Saturday, February 10, 2007

EXECUTIVE PAY BECOMING A SERIOUS ISSUE

How does a $210 million severance package sound? $200 million? Well, Robert Nardelli did a poor job of running Home Depot and got pushed out of the executive suite recently, but was handed the $210 million king's ransom on his way out the door. Henry A. McKinnell did perhaps an even worse job of running Pfizer. His reward? A cool $200 million.

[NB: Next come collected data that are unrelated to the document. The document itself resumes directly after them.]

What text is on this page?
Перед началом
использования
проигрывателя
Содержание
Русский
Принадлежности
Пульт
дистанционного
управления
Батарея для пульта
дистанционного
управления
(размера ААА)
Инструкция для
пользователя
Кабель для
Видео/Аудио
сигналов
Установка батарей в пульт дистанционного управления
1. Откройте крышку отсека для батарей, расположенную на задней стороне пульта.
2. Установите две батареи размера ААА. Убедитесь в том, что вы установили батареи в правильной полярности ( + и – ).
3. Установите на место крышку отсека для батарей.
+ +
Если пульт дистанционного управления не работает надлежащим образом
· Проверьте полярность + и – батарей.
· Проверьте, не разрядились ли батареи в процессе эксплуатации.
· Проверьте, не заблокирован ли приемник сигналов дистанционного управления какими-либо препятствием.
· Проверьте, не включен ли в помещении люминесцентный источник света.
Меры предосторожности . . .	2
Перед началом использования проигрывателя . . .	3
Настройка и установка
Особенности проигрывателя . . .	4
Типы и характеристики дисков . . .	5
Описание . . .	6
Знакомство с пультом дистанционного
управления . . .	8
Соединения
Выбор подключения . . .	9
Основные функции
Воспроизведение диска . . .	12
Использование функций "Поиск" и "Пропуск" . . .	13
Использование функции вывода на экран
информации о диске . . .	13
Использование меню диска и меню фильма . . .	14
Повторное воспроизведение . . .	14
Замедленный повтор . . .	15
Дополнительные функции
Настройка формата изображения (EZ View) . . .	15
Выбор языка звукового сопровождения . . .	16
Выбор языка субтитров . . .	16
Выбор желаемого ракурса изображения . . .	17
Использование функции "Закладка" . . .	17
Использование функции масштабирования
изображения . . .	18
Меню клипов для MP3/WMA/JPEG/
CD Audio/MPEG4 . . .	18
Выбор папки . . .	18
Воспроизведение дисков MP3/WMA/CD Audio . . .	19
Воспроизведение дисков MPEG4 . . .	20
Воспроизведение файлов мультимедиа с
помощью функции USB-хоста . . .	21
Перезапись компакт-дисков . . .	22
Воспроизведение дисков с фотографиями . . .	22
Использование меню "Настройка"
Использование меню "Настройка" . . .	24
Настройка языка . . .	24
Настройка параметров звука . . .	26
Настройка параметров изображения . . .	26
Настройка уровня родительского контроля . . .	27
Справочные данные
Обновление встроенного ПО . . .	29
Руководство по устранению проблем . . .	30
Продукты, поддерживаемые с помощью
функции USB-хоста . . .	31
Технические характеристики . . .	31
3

Things have gotten so bad on the executive pay front that even President Bush has recently weighed in on the issue. In a speech on Wall Street in January he said that corporate board members "need to pay attention to the executive compensation packages that you approve."

From the AP:
Rep. Barney Frank, D-Mass., chairman of the House Financial Services Committee, is expected to introduce legislation on the issue. Frank said in a January speech at the National Press Club that high CEO pay is "not just a matter of envy. It has reached a point where it has some macroeconomic significance."

Frank pointed to research done by Harvard professor Lucian Bebchuk showing that compensation of the top five officers at the country's public companies between 1993 and 2002 totaled about $250 billion — nearly 10 percent of aggregate profits. CEO pay grew by a median 11.29 percent in 2005, according to The Corporate Library, which tracks governance, compensation and performance.